Türkiye açısından bakıldığında ekonomik anlamda İran üzerinden geçen yeni İpek Yolu’nun güney güzergâhından da faydalandığı görülmektedir. Zaten Türkiye Ekonomik İşbirliği Teşkilatı’nın (EİT) etkin bir üyesi olarak İran’ın bölgeyle bütünleşmesini desteklemektedir. Ancak jeopolitik anlamda İran’ın EİT coğrafyasındaki merkezi konumu ve Kuzey-Güney Ulaştırma Koridoru’ndaki kilit rolü, Tahran’ın Orta Asya ve Kafkaslar’da fazla güçlenmesi ve sahip olduğu gücünü Türkiye’ye karşı kullanma olanağını doğurmaktadır. Dolayısıyla Ankara’nın bahsi geçen devletin ticaret yolları aracılığıyla güçlenmekte olan tekeline karşın Hazar üzerinden geçen orta hattını (başka bir deyişle Türk Dünyası hattını) güçlendirmesi gerekmektedir. Bu hususta zaten Türkiye, Azerbaycan, Kazakistan ve Türkmenistan’ın çıkarları uyuşmaktadır. Bakü-Tiflis-Kars Demiryolu Hattı’nın açılışında, Azerbaycan Cumhurbaşkanı İlham Aliyev ve Türkiye Cumhuriyeti Cumhurbaşkanı Recep Tayyip Erdoğan’la birlikte Kazakistan Başbakanı Bakıtcan Sagintayev ve Özbekistan Başbakanı Abdulla Aripov’un da hazır bulunması, projenin Türk Dünyası için ne kadar önemli olduğunun bir göstergesidir. Orta hattın gelişmesi, Orta Asya ve Kafkasya Türk devletlerinin İran ve Rusya’ya bağımlılığını azaltacaktır. Dolayısıyla bu zamana kadar Hazar Denizi hukuki statüsü sorununun çözülmemesinin, Rusya ve İran’ın deniz üzerinden Türk Dünyası’nın bütünleşmesine karşı uyguladığı gizli bir anlaşma olabileceği düşünülmektedir. Ancak Rusya ile İran’ın son dönemde deniz taşımacılığını geliştirmeleri diğer Hazar ülkelerinin de bu yönde çalışmasını haklı göstermektedir. Bu yönden bakıldığında, mevcut hukuki statü sorununun çözülme vaktinin gelmiş olduğu söylenebilecektir.

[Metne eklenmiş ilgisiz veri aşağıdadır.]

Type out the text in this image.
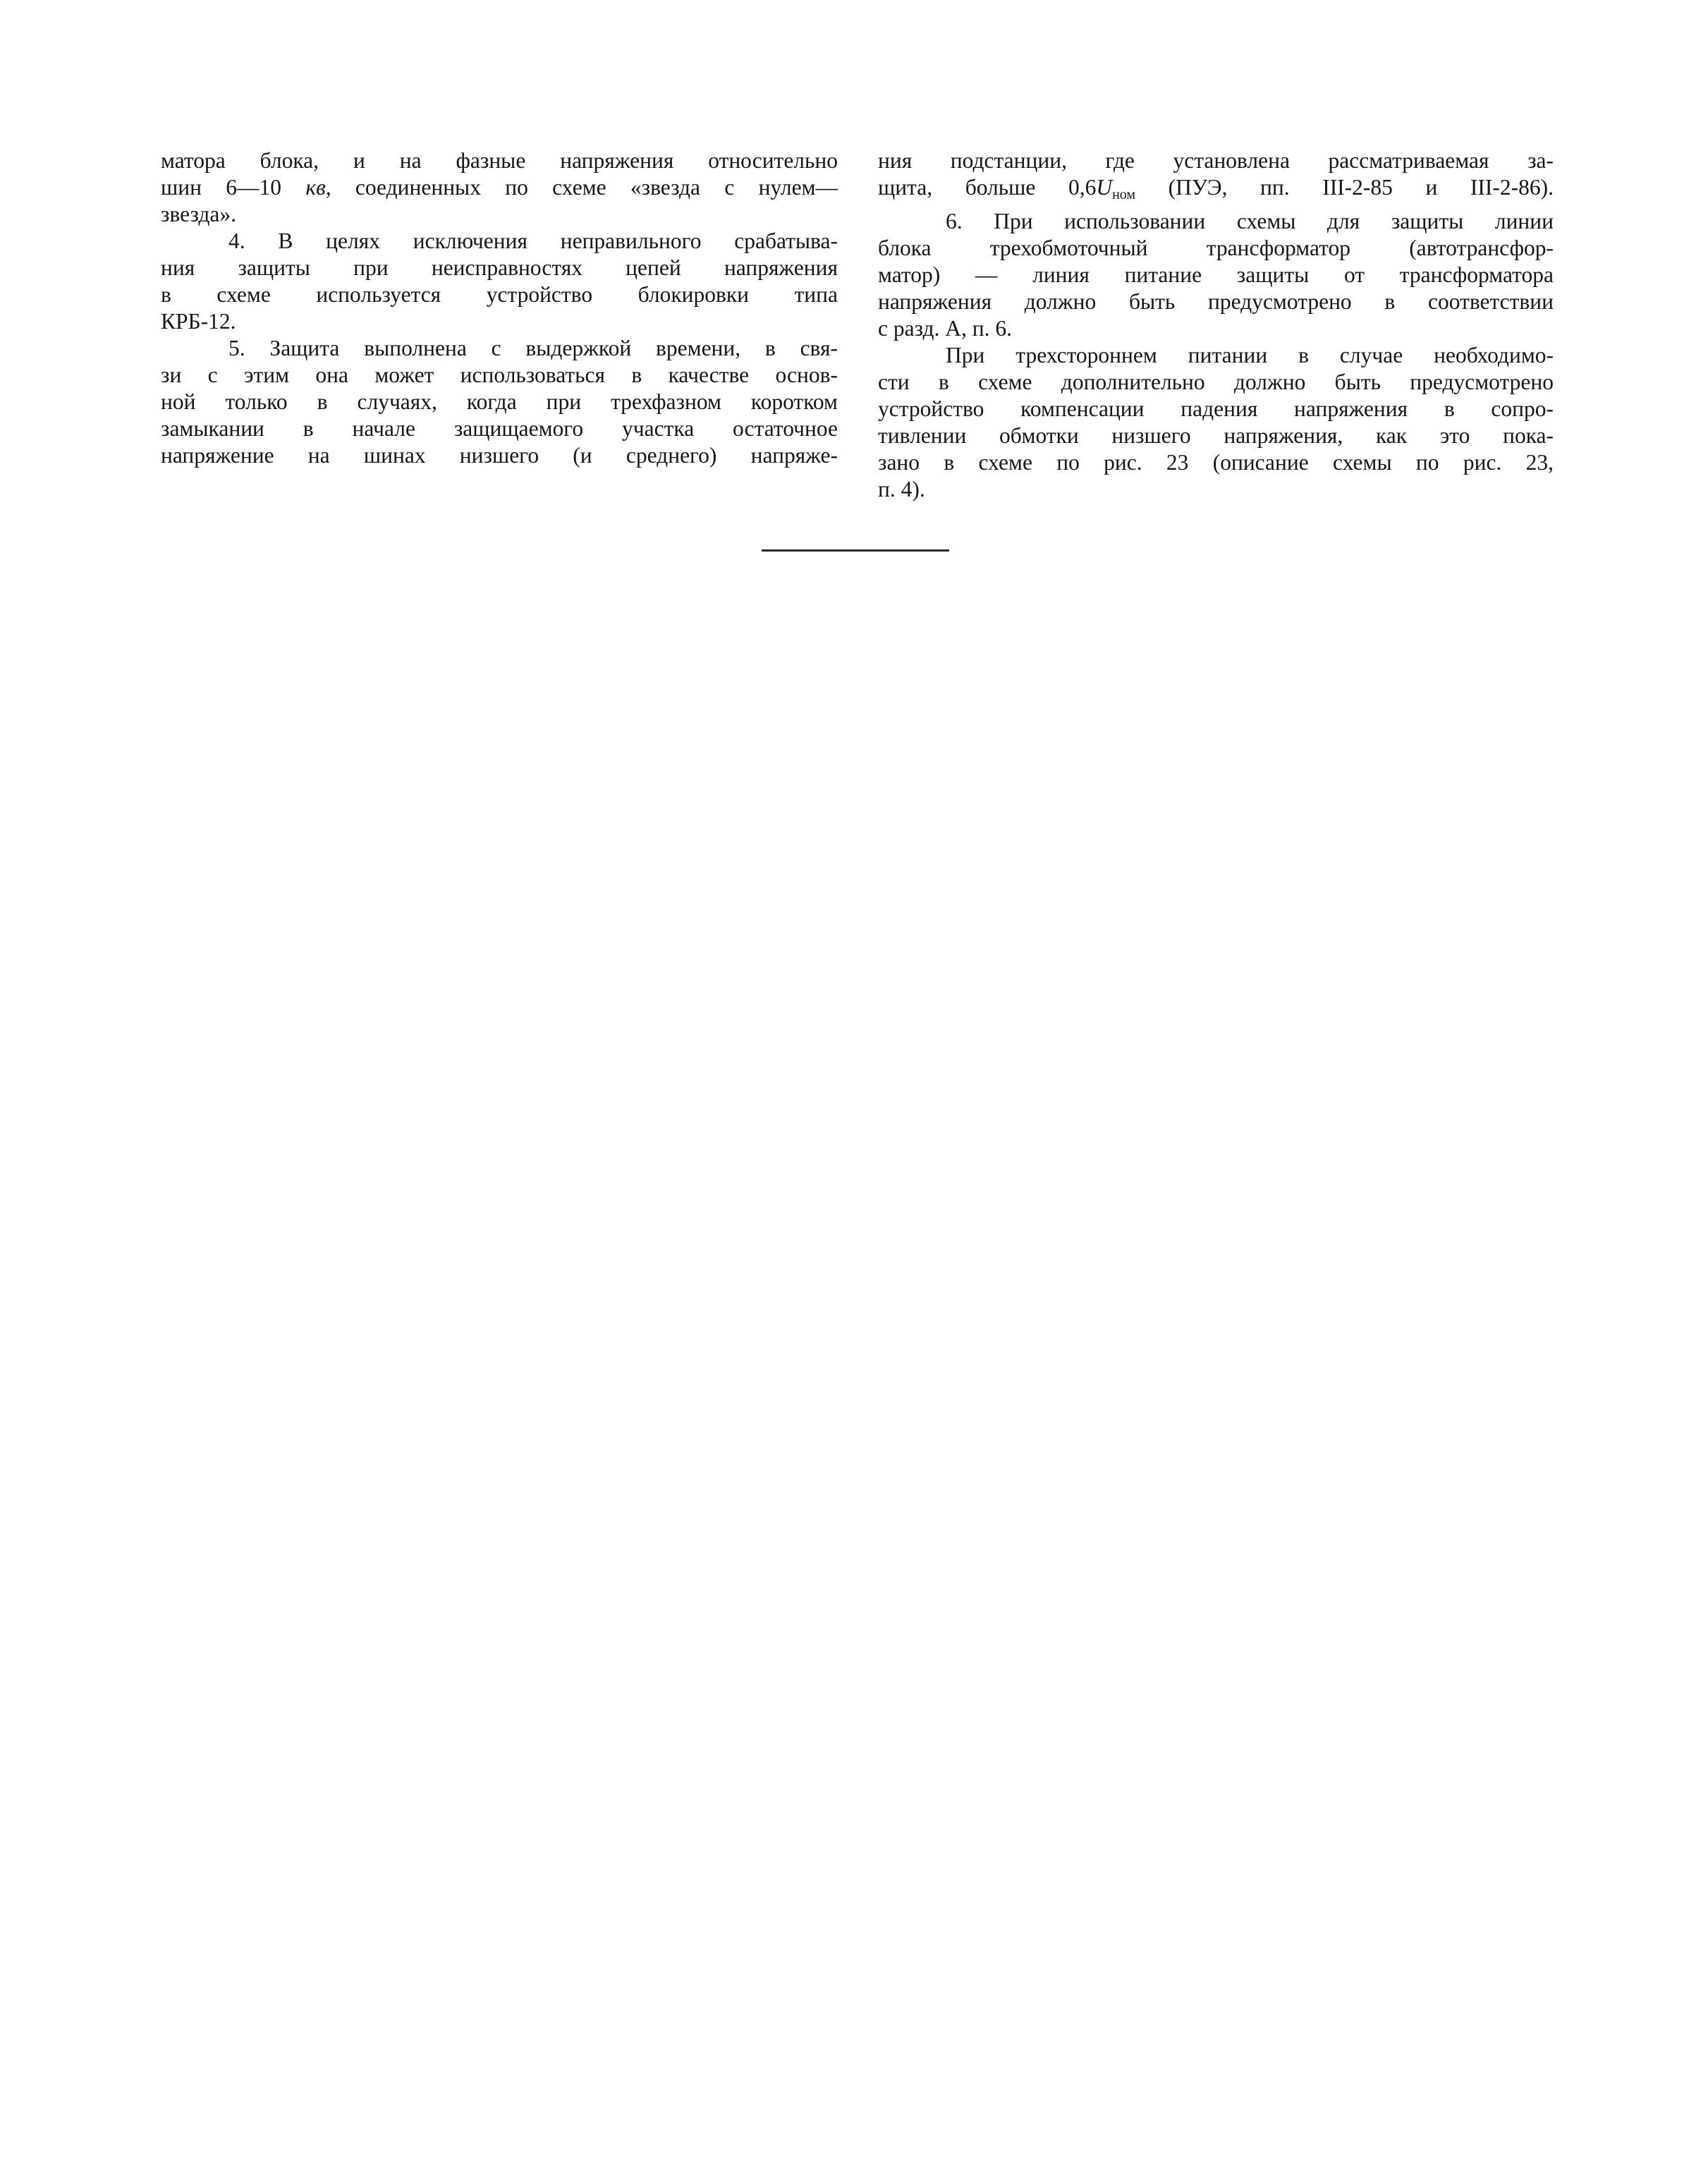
матора блока, и на фазные напряжения относительно
шин 6—10 кв, соединенных по схеме «звезда с нулем—
звезда».
4. В целях исключения неправильного срабатыва-
ния защиты при неисправностях цепей напряжения
в схеме используется устройство блокировки типа
КРБ-12.
5. Защита выполнена с выдержкой времени, в свя-
зи с этим она может использоваться в качестве основ-
ной только в случаях, когда при трехфазном коротком
замыкании в начале защищаемого участка остаточное
напряжение на шинах низшего (и среднего) напряже-
ния подстанции, где установлена рассматриваемая за-
щита, больше $0,6U_{ном}$ (ПУЭ, пп. III-2-85 и III-2-86).
6. При использовании схемы для защиты линии
блока трехобмоточный трансформатор (автотрансфор-
матор) — линия питание защиты от трансформатора
напряжения должно быть предусмотрено в соответствии
с разд. А, п. 6.
При трехстороннем питании в случае необходимо-
сти в схеме дополнительно должно быть предусмотрено
устройство компенсации падения напряжения в сопро-
тивлении обмотки низшего напряжения, как это пока-
зано в схеме по рис. 23 (описание схемы по рис. 23,
п. 4).
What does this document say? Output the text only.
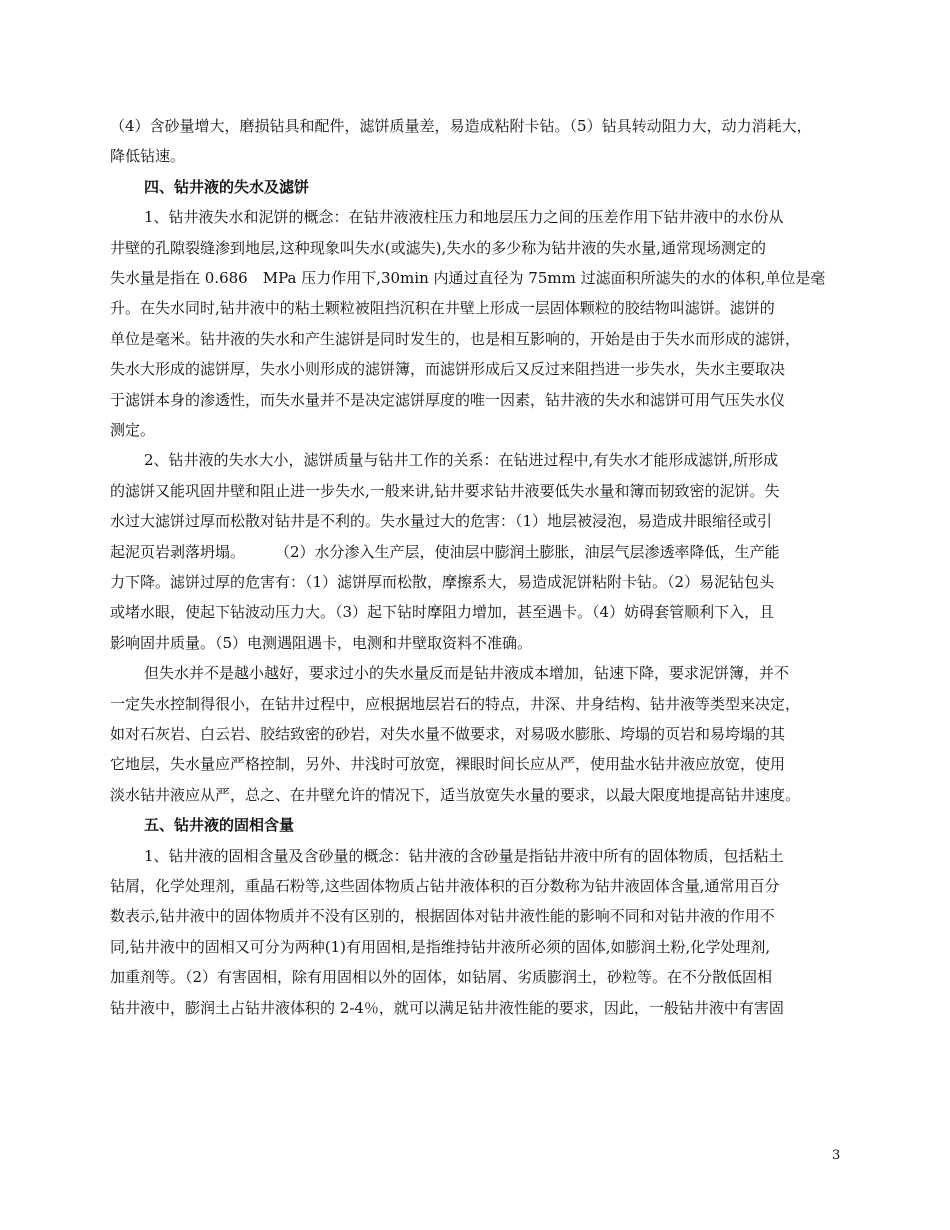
（4）含砂量增大，磨损钻具和配件，滤饼质量差，易造成粘附卡钻。（5）钻具转动阻力大，动力消耗大，
降低钻速。
四、钻井液的失水及滤饼
1、钻井液失水和泥饼的概念：在钻井液液柱压力和地层压力之间的压差作用下钻井液中的水份从
井壁的孔隙裂缝渗到地层,这种现象叫失水(或滤失),失水的多少称为钻井液的失水量,通常现场测定的
失水量是指在 0.686　MPa 压力作用下,30min 内通过直径为 75mm 过滤面积所滤失的水的体积,单位是毫
升。在失水同时,钻井液中的粘土颗粒被阻挡沉积在井壁上形成一层固体颗粒的胶结物叫滤饼。滤饼的
单位是毫米。钻井液的失水和产生滤饼是同时发生的，也是相互影响的，开始是由于失水而形成的滤饼，
失水大形成的滤饼厚，失水小则形成的滤饼簿，而滤饼形成后又反过来阻挡进一步失水，失水主要取决
于滤饼本身的渗透性，而失水量并不是决定滤饼厚度的唯一因素，钻井液的失水和滤饼可用气压失水仪
测定。
2、钻井液的失水大小，滤饼质量与钻井工作的关系：在钻进过程中,有失水才能形成滤饼,所形成
的滤饼又能巩固井壁和阻止进一步失水,一般来讲,钻井要求钻井液要低失水量和簿而韧致密的泥饼。失
水过大滤饼过厚而松散对钻井是不利的。失水量过大的危害：（1）地层被浸泡，易造成井眼缩径或引
起泥页岩剥落坍塌。　　　（2）水分渗入生产层，使油层中膨润土膨胀，油层气层渗透率降低，生产能
力下降。滤饼过厚的危害有：（1）滤饼厚而松散，摩擦系大，易造成泥饼粘附卡钻。（2）易泥钻包头
或堵水眼，使起下钻波动压力大。（3）起下钻时摩阻力增加，甚至遇卡。（4）妨碍套管顺利下入，且
影响固井质量。（5）电测遇阻遇卡，电测和井壁取资料不准确。
但失水并不是越小越好，要求过小的失水量反而是钻井液成本增加，钻速下降，要求泥饼簿，并不
一定失水控制得很小，在钻井过程中，应根据地层岩石的特点，井深、井身结构、钻井液等类型来决定，
如对石灰岩、白云岩、胶结致密的砂岩，对失水量不做要求，对易吸水膨胀、垮塌的页岩和易垮塌的其
它地层，失水量应严格控制，另外、井浅时可放宽，裸眼时间长应从严，使用盐水钻井液应放宽，使用
淡水钻井液应从严，总之、在井壁允许的情况下，适当放宽失水量的要求，以最大限度地提高钻井速度。
五、钻井液的固相含量
1、钻井液的固相含量及含砂量的概念：钻井液的含砂量是指钻井液中所有的固体物质，包括粘土
钻屑，化学处理剂，重晶石粉等,这些固体物质占钻井液体积的百分数称为钻井液固体含量,通常用百分
数表示,钻井液中的固体物质并不没有区别的，根据固体对钻井液性能的影响不同和对钻井液的作用不
同,钻井液中的固相又可分为两种(1)有用固相,是指维持钻井液所必须的固体,如膨润土粉,化学处理剂,
加重剂等。（2）有害固相，除有用固相以外的固体，如钻屑、劣质膨润土，砂粒等。在不分散低固相
钻井液中，膨润土占钻井液体积的 2-4％，就可以满足钻井液性能的要求，因此，一般钻井液中有害固
3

Ankara’nın sadece Azerbaycan’ın değil aynı şekilde Kazakistan ve Türkmenistan’ın da ticari filolarının gelişmesini etkin olarak desteklemesi gerekmektedir. Eğer Kazakistan ve Azerbaycan Çin’den gelen malların, Hazar üzerinden geçmesinin Hazar’ın kuzeyinden ya da güneyinden geçmesinden daha kârlı ve zaman açısından da kısa olduğunu kanıtlayabilirlerse, o vakit Türkiye’nin de konumu yükselmiş olacaktır. Bu senaryonun gerçekleşebilmesi için Kazakistan ve Azerbaycan’ın Hazar üzerinden planlanacak sevkiyat ücreti, Hazar’ı dolaşan güzergâh fiyatlarından daha uygun olarak belirlemesi gerekmektedir. Bu hedefe ulaşmak, Kazakistan ve Azerbaycan’ın İran gibi güçlü bir ticaret filosuna sahip olmasıyla mümkün olabilecektir. Türkiye’nin de gemi üretiminde deneyimli olduğu bilinmektedir. Kısacası, Ankara’nın Türk Keneşi çerçevesinde deniz taşımacılığı üzerine yoğunlaşması gerekmektedir.